Das unabhängige Online-Studenten-Magazin der Hochschule für Angewandte Wissenschaften Hamburg, info-parkour.de, stellt seinen Betrieb bis auf Weiteres ein.

Wie kommt’s?

Wie ihr vielleicht wisst, wurde info-parkour und seine Redakteure seit Februar 2010 durch den AStA der HAW finanziert.

Im Sommer 2011 stand eine Verlängerung dieser Finanzierung an, die der AStA neben legitimen Forderungen wie Nachhaltigkeit u.ä. allerdings auch von Formulierungsstandards abhängig machen wollte. Diesen Formulierungen konnte info-parkour nicht zustimmen.

Und was sind das für Formulierungen?

Das Magazin verwendet seit Gründung 2008 für die Mehrzahl von Studenten und Studentinnen das Wort “Studenten”. Mit dieser Formulierung verstößt info-parkour neuerdings gegen den AStA-Satzungs-Punkt “Geschlechtergerechtigkeit”. Der AStA beschuldigt info-parkour also der Geschlechter-Diskriminierung.

Für eine erneute Finanzierung wären die Redakteure von info-parkour dazu gezwungen, in allen veröffentlichten Artikeln die Formulierung “Studierende” zu verwenden, da diese laut einer Studie angeblich als geschlechtsneutral angesehen wird.

Und jetzt macht ihr wegen dieses Wortes so viel Wind?
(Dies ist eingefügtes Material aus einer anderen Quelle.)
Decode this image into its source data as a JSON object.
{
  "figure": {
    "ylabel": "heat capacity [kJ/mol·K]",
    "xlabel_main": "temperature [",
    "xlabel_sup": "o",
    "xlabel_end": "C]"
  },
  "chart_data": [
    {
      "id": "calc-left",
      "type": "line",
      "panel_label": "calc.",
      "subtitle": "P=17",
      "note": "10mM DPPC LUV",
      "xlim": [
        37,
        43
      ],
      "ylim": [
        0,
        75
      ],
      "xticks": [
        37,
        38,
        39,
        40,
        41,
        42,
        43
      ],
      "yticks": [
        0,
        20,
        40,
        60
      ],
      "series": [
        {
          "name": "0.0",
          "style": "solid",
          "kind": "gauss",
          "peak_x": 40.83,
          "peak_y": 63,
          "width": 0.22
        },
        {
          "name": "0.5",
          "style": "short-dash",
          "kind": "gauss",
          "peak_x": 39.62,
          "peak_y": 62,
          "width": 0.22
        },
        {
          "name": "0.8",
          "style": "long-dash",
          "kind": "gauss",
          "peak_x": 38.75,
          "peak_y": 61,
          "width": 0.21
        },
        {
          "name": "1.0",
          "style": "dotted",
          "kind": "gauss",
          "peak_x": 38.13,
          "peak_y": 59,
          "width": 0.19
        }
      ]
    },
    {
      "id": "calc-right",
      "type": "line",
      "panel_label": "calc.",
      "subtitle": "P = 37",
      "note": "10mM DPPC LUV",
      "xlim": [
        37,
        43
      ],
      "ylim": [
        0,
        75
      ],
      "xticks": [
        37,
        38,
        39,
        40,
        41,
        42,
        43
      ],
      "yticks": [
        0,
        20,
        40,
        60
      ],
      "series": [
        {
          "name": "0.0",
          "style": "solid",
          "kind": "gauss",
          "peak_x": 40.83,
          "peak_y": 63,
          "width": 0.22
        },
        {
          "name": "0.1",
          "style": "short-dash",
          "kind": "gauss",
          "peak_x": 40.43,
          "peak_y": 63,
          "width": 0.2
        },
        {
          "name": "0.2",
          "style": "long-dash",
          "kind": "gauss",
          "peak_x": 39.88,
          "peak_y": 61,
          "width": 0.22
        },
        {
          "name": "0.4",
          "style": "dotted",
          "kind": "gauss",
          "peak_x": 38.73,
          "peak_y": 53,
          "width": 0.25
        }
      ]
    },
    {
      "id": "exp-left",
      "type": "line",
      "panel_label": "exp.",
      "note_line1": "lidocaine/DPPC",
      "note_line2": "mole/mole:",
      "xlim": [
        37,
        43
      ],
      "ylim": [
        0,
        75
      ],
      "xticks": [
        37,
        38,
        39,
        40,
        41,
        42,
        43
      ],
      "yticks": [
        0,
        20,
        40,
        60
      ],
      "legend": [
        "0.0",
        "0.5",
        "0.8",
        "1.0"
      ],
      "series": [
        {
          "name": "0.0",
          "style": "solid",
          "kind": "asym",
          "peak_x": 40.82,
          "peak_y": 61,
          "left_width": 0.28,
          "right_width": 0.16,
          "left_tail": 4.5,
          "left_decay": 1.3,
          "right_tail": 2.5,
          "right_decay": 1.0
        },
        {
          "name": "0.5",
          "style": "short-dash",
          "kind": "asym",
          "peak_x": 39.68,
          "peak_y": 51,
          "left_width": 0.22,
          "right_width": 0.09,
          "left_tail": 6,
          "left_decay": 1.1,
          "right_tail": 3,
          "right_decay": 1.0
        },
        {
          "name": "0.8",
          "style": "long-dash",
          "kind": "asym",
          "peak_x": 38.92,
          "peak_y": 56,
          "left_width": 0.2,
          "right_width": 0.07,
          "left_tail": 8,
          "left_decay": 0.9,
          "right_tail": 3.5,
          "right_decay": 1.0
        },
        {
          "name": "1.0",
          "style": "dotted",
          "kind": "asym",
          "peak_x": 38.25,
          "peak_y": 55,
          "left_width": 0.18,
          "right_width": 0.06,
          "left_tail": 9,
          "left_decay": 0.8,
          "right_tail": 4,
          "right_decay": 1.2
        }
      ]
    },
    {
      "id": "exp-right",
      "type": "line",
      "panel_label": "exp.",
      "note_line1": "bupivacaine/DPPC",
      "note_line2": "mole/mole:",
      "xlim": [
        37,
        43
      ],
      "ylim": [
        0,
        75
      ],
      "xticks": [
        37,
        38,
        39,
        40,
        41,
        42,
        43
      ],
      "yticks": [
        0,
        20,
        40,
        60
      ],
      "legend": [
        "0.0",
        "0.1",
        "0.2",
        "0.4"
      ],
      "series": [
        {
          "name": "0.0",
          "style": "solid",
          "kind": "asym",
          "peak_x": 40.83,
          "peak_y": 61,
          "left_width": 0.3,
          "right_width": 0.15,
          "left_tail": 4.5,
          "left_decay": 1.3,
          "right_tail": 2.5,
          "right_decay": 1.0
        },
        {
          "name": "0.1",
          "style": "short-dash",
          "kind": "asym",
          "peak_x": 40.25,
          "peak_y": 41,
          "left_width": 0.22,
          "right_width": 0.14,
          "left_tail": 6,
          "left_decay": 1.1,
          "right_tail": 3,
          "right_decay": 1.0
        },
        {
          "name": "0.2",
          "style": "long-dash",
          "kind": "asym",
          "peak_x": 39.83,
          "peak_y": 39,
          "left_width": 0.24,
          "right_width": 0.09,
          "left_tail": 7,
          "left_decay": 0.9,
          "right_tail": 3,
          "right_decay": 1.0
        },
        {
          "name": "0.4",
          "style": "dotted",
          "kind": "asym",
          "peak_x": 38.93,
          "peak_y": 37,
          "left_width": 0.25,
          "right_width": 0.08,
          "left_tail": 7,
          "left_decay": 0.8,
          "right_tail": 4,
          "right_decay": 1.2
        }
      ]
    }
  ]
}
Uns geht es bei dieser Diskussion nicht um das Wort “Studenten” an sich. Vielmehr geht es darum, dass info-parkour zum Start der Finanzierung 2010 redaktionelle Unabhängigkeit zugesprochen bekam, mit der der AStA info-parkour in der Öffentlichkeit beworben hat.

Diese redaktionelle Freiheit, die in der geltenden deutschen Pressefreiheit verankert ist, würde info-parkour in diesem Falle durch den AStA verwehrt.
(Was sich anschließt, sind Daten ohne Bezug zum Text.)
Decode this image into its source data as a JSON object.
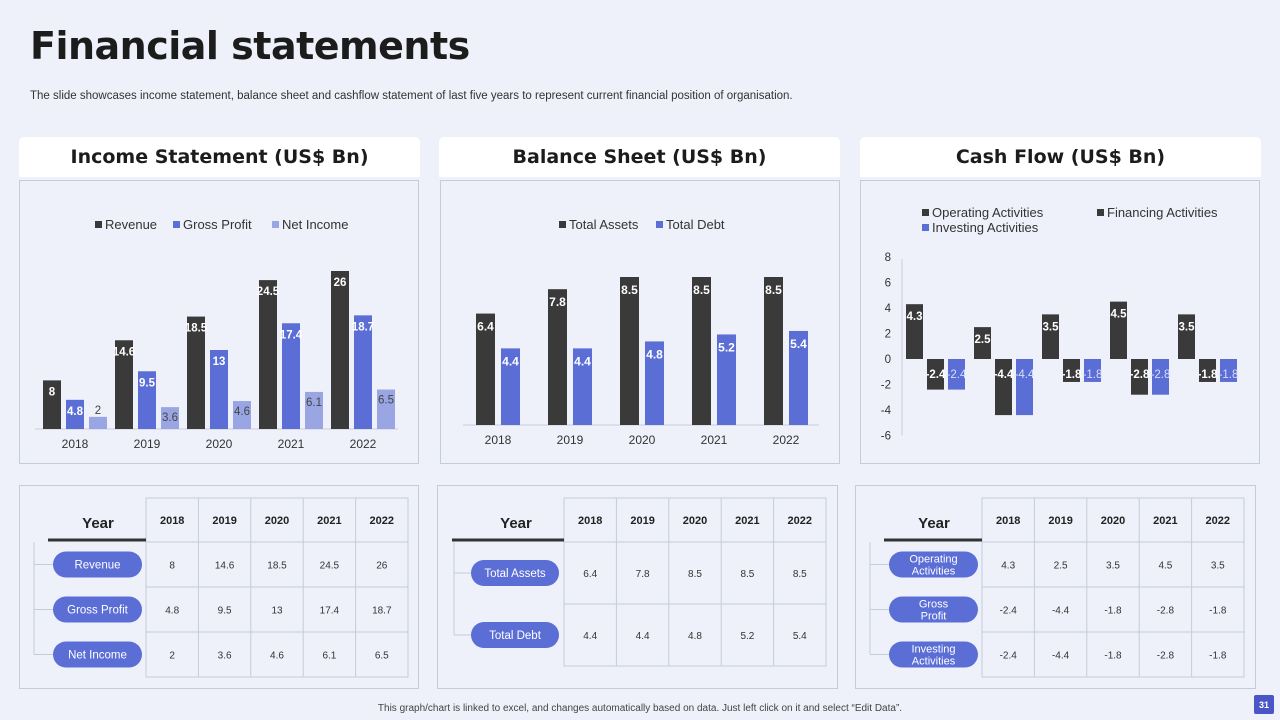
{
  "page": {
    "title": "Financial statements",
    "subtitle": "The slide showcases income statement, balance sheet and cashflow statement of last five years to  represent current financial position of organisation.",
    "footer_note": "This graph/chart is linked to excel, and changes automatically based on data. Just left click on it and select “Edit Data”.",
    "page_number": "31"
  },
  "panels": {
    "income": {
      "header": "Income Statement (US$ Bn)"
    },
    "balance": {
      "header": "Balance Sheet (US$ Bn)"
    },
    "cashflow": {
      "header": "Cash Flow (US$ Bn)"
    }
  },
  "colors": {
    "dark": "#3a3a3a",
    "blue": "#5b6ed6",
    "light": "#9aa6e4",
    "grid": "#c9cdd8",
    "pill": "#5b6ed6",
    "table_line": "#c6cbda"
  },
  "chart_data": [
    {
      "id": "income",
      "type": "bar",
      "title": "Income Statement (US$ Bn)",
      "categories": [
        "2018",
        "2019",
        "2020",
        "2021",
        "2022"
      ],
      "series": [
        {
          "name": "Revenue",
          "color": "#3a3a3a",
          "values": [
            8,
            14.6,
            18.5,
            24.5,
            26
          ]
        },
        {
          "name": "Gross Profit",
          "color": "#5b6ed6",
          "values": [
            4.8,
            9.5,
            13,
            17.4,
            18.7
          ]
        },
        {
          "name": "Net Income",
          "color": "#9aa6e4",
          "values": [
            2,
            3.6,
            4.6,
            6.1,
            6.5
          ]
        }
      ],
      "ylim": [
        0,
        26
      ],
      "legend": "top",
      "grid": false
    },
    {
      "id": "balance",
      "type": "bar",
      "title": "Balance Sheet (US$ Bn)",
      "categories": [
        "2018",
        "2019",
        "2020",
        "2021",
        "2022"
      ],
      "series": [
        {
          "name": "Total Assets",
          "color": "#3a3a3a",
          "values": [
            6.4,
            7.8,
            8.5,
            8.5,
            8.5
          ]
        },
        {
          "name": "Total Debt",
          "color": "#5b6ed6",
          "values": [
            4.4,
            4.4,
            4.8,
            5.2,
            5.4
          ]
        }
      ],
      "ylim": [
        0,
        8.5
      ],
      "legend": "top",
      "grid": false
    },
    {
      "id": "cashflow",
      "type": "bar",
      "title": "Cash Flow (US$ Bn)",
      "categories": [
        "2018",
        "2019",
        "2020",
        "2021",
        "2022"
      ],
      "series": [
        {
          "name": "Operating Activities",
          "color": "#3a3a3a",
          "values": [
            4.3,
            2.5,
            3.5,
            4.5,
            3.5
          ]
        },
        {
          "name": "Financing Activities",
          "color": "#3a3a3a",
          "values": [
            -2.4,
            -4.4,
            -1.8,
            -2.8,
            -1.8
          ]
        },
        {
          "name": "Investing Activities",
          "color": "#5b6ed6",
          "values": [
            -2.4,
            -4.4,
            -1.8,
            -2.8,
            -1.8
          ]
        }
      ],
      "yticks": [
        8,
        6,
        4,
        2,
        0,
        -2,
        -4,
        -6
      ],
      "ylim": [
        -6,
        8
      ],
      "legend": "top",
      "grid": false
    }
  ],
  "tables": [
    {
      "id": "income",
      "year_label": "Year",
      "years": [
        "2018",
        "2019",
        "2020",
        "2021",
        "2022"
      ],
      "rows": [
        {
          "label": "Revenue",
          "values": [
            "8",
            "14.6",
            "18.5",
            "24.5",
            "26"
          ]
        },
        {
          "label": "Gross Profit",
          "values": [
            "4.8",
            "9.5",
            "13",
            "17.4",
            "18.7"
          ]
        },
        {
          "label": "Net Income",
          "values": [
            "2",
            "3.6",
            "4.6",
            "6.1",
            "6.5"
          ]
        }
      ]
    },
    {
      "id": "balance",
      "year_label": "Year",
      "years": [
        "2018",
        "2019",
        "2020",
        "2021",
        "2022"
      ],
      "rows": [
        {
          "label": "Total Assets",
          "values": [
            "6.4",
            "7.8",
            "8.5",
            "8.5",
            "8.5"
          ]
        },
        {
          "label": "Total Debt",
          "values": [
            "4.4",
            "4.4",
            "4.8",
            "5.2",
            "5.4"
          ]
        }
      ]
    },
    {
      "id": "cashflow",
      "year_label": "Year",
      "years": [
        "2018",
        "2019",
        "2020",
        "2021",
        "2022"
      ],
      "rows": [
        {
          "label": "Operating Activities",
          "values": [
            "4.3",
            "2.5",
            "3.5",
            "4.5",
            "3.5"
          ]
        },
        {
          "label": "Gross Profit",
          "values": [
            "-2.4",
            "-4.4",
            "-1.8",
            "-2.8",
            "-1.8"
          ]
        },
        {
          "label": "Investing Activities",
          "values": [
            "-2.4",
            "-4.4",
            "-1.8",
            "-2.8",
            "-1.8"
          ]
        }
      ]
    }
  ]
}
Warum schreibt ihr nicht einfach, wie der AStA will, und ihr bekommt dafür weiterhin das Geld?

Darüber haben wir uns natürlich auch Gedanken gemacht. Nur würde die Redaktion unter diesen Umständen gegen ihre ausdrückliche Überzeugung handeln und nicht mehr unabhängig entscheiden. Wir würden uns also kaufen lassen.

Die ausdrückliche Überzeugung liegt darin, dass Studien nicht darüber entscheiden können, welche Worte im deutschen Sprachgebrauch erlaubt sind und welche verboten sind. Darüber entscheidet der Gesetzgeber und nicht irgendein AStA.

Als journalistisches Projekt bezieht sich info-parkour daher bei Formulierungsstandards auf deutschsprachige journalistische Institutionen wie Frankfurter Allgemeine Zeitung, Der Spiegel, Süddeutsche Zeitung, Die Zeit oder Neue Zürcher Zeitung.

Aber die HAW und das STUDIERENDENwerk schreiben doch auch so?

Absolut, das ist deren gutes Recht. info-parkour will diese Formulierung ja auch nicht verbieten, stellt sie aber in Frage. Die Basis demokratischer Diskussionskultur.

Wenn Studenten an der HAW studieren oder in der Mensa essen wollen, werden sie ja auch nicht dazu verpflichtet nur noch von “Studierenden” zu sprechen.

Die einzige Forderung von info-parkour an den AStA der HAW zur Weiterfinanzierung war das Recht auf freie Meinungsäußerung, die dem Magazin so aber nicht gewährt würde.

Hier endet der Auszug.